Content Warning: This part of the guide features depictions of bullying.

Prologue Summary

In 1952, Leo Colston, now in his early sixties, is sorting papers when he finds his 1900 diary inside a battered red collar box. Using an old schoolboy’s trick, he opens the box’s combination lock by touch alone, realizing the combination spells his own name. He understands why he distrusted the diary: It represents a lifelong sense of defeat.


The diary was a Christmas gift from his mother, decorated with the signs of the zodiac. His childhood self had believed passionately that the 20th century would be a golden age, with the zodiac representing a glorious ascending order of power. His birthday fell under the sign of Leo.
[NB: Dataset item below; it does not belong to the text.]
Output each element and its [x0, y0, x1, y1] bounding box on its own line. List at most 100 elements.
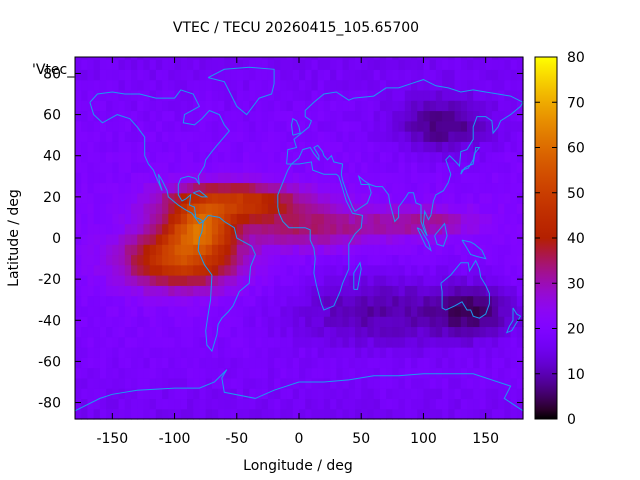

Early entries record a football victory over a rival school, described with the word vanquished. Two older boys, Jenkins and Strode, seized on the word as pretentious and subjected Leo to a week of bullying. Unable to fight back, Leo erased their taunts from the diary, cut his finger, inscribed two blood-written curses against them, and left the diary conspicuously unlocked. The immediate result was his worst beating yet. That night Jenkins and Strode fell from the school roof and were hospitalized with concussions. Leo became a school hero and a recognized authority on black magic, choosing not to deploy a third, supposedly lethal curse, privately terrified by what had already occurred.